GLADSTONE CHAVES DE MELO
O
LINGÜISTA E O FILÓLOGO

Horácio Rolim de Freitas (UERJ, ABF)

 

Falar sobre a obra de Gladstone Chaves de Melo, homem de cultura, na mais profunda acepção do termo, Mestre de minha geração, constitui momento de enlevo. De sólida formação clássica, foi professor em universidades do Brasil nas cadeiras de Lingüística, Filologia, Filologia Românica, Língua Latina, Crítica Textual, Estilística, Literatura Portuguesa, Didática Geral e Filosofia da Educação. Ministrou cursos em Portugal, Espanha, França, Bélgica e Alemanha.

Para terem uma rápida idéia da obra inestimável de Gladstone Chaves de Melo, destacarei alguns de seus estudos no campo da Lingüística e da Filologia, levando em conta a exigüidade de tempo.

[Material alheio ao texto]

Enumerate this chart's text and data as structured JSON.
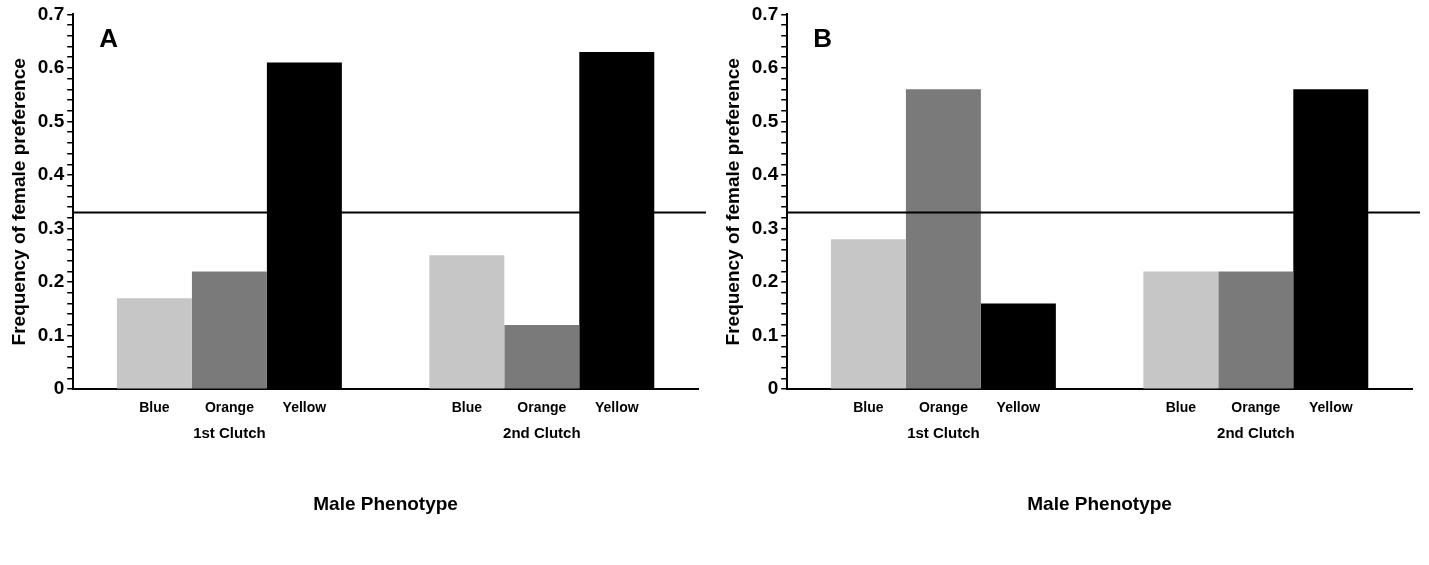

Não resta dúvida de que Gladstone Chaves de Melo muito contribuiu para ambas as ciências: Lingüística e Filologia, distintas em seus objetivos específicos. Enquanto a Filologia, usado aqui o termo “stricto sensu”, tem por finalidade fixar, interpretar e comentar textos, a Lingüística tem por objetivo a língua como fato social da linguagem palavras estas que estão na obra Iniciação à Filologia e à Lingüística Portuguesa (p. 25 e 26).

Mais explícito ainda é Mattoso Câmara ao apresentar o verbete Lingüística em seu Dicionário de Filologia e Gramática:

A Lingüística sincrônica especial, referente à língua portuguesa, estuda o sistema básico de fonemas, de formas, de construções vocabulares e frasais, de que se servem os falantes em português, e suas camadas sociais, gíria, língua culta, língua literária.

Iniciemos com a contribuição de Gladstone Chaves de Melo na interpretação de um fato de lingüística diacrônica.

É comum encontrarmos nos compêndios de História da Língua a inclusão, no capítulo de empréstimos, de termos de origem germânica. Eis a lição de Gladstone (Iniciação à Filologia e à Lingüística Portuguesa, pág. 215):

A contribuição germânica e árabe deve ser compendiada na continuidade lingüística, tanto é verdade que as palavras daí advindas se alatinaram ou se romanizaram antes de existir a língua portuguesa.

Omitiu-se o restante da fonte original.